Family support may be helpful in preventing complications of T1DM [22]. Other studies have found an association between poorer diabetes control and a higher percentage of one-parent families, which could be due to either low SES or inadequate ability to provide adequate care for children [23].

Although family structure and work schedules play an important role in diabetes management, the pathway to family-oriented interventional improvement is largely unclear. The effect of family therapy is well documented at the level of individual cases [24]. At the level of meta-analyses, the effect of these approaches remains disappointing [25, 26].

The results of the study suggest aspects that could be considered in the management of chronic diseases in general and may provide guidance for other populations. Diabetes is a good paradigm for any chronic disease. The need for 24-h care and the possibility of an objective measure of treatment success, such as HbA1c, make diabetes suitable for such studies. In addition, the DPV registry is an enormously large database, including more than half of the children with T1DM in Germany [27]. Thus, this study may provide evidence on the influence of family structure on the overall care of chronically ill children. Possible new research approaches could include studying bronchial asthma and inflammatory bowel disease in relation to family structure.

Strengths and limitations of the study

An obvious strength of the study is the large sample size. To date, most studies included less participants and were conducted in a single country or culture [8, 22, 23, 28]. This study combines data from three different countries, the data collection is well established, and the database has proven to be a matrix of intensive publication activity.

The interpretation of R2 can be limited so we complemented analyses of variance for all tested models. Nevertheless, we did not include further validation techniques like residual analysis to obtain an even more thorough understanding of the model’s performance.

The study is limited to the categorical system given in the data mask.
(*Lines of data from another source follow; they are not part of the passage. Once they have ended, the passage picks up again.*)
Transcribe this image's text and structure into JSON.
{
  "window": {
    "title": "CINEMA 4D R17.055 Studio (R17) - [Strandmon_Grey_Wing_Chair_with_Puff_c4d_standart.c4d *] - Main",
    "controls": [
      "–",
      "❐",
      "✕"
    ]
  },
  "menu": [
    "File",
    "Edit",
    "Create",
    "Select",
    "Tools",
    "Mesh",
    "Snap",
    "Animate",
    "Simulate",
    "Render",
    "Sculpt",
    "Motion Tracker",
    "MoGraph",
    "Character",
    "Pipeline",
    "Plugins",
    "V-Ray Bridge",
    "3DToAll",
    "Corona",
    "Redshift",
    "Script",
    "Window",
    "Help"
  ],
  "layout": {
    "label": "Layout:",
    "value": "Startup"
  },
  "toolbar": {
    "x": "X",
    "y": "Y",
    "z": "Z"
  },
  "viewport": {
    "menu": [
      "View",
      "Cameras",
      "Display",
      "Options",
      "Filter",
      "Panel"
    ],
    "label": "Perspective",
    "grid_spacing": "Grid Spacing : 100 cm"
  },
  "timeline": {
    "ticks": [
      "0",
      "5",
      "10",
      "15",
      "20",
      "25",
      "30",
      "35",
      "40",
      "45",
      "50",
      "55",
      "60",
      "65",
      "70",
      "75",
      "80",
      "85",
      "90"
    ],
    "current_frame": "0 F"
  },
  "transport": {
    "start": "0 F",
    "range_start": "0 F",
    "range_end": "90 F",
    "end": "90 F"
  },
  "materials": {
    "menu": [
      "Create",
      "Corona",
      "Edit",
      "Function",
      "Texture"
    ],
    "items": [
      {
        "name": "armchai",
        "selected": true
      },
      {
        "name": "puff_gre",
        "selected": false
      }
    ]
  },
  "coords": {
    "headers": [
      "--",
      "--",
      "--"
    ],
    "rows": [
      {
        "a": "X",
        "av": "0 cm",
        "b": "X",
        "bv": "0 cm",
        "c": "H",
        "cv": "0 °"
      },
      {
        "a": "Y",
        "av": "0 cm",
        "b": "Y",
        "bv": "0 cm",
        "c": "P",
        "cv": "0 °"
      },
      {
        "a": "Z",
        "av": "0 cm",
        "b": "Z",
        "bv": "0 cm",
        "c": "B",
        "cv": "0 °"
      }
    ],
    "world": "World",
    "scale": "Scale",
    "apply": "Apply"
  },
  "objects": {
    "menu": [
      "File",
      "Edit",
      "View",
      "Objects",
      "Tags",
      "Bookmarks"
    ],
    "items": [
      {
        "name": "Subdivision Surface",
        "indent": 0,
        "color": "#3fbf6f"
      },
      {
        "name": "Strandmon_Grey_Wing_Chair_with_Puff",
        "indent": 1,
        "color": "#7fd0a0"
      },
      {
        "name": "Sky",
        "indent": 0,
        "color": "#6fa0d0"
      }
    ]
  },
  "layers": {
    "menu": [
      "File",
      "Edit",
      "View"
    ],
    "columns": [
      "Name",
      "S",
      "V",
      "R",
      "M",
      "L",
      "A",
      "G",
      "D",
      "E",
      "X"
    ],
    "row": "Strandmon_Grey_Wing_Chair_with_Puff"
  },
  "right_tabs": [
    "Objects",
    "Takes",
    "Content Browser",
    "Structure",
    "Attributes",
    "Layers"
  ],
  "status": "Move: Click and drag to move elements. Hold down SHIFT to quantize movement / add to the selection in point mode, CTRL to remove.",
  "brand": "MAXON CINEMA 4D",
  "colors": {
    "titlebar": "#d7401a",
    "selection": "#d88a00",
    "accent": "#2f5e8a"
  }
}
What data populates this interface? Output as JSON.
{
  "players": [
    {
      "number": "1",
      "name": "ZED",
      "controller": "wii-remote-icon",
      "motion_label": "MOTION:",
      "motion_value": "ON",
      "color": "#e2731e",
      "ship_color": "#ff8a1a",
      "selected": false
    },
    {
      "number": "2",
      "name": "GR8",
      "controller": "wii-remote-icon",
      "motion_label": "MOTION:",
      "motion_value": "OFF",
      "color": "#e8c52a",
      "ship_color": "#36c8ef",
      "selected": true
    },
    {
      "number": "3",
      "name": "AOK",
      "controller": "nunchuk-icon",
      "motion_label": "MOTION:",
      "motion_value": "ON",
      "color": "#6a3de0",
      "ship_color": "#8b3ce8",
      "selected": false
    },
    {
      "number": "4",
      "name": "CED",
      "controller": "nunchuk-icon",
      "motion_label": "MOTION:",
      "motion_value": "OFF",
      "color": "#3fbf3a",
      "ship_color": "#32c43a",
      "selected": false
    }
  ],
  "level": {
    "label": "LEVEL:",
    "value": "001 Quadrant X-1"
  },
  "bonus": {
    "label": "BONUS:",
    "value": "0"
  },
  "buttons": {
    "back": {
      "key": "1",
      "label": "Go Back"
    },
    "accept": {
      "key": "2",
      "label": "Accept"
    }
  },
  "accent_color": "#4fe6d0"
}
Overall, the chosen classification reflects a family-related aspect of social status and can be associated with parental education, working hours, occupational status and household income [14]. The influence of parental income and education should be investigated in future research. The data were limited by the information provided and we had to exclude patients who did not provide information on family structure. In addition, future studies should include more diverse modern family forms (e.g., different forms of blended or rainbow families) in their research. This could be helpful in describing coping potential and identifying factors of clinical importance for better treatment options.

Conclusion

The results of this study highlight the importance of carefully considering family structure, parental employment status and work schedules in the management of paediatric T1DM. Our findings highlight risk factors within the family environment and the need for family-focused counselling for high-risk patients or severe cases in clinical practice.

  • Different family models may influence the quality of diabetes management at home.

  • Living with both biological parents may be a protective factor.

  • Single-parent families are particularly at risk for their children with T1DM.

  • Family issues should be part of diabetes care guidelines.

  • The social status of the father, a high level of employment and therefore sufficient financial resources seem to facilitate diabetes management.

  • Children's metabolic control parameters are more favourable in mothers who work part-time or full-time than in mothers who stay at home in two-parent households.

Therefore, single parents, unemployed parents and special family forms need more professional psychosocial support [8, 22, 23, 28].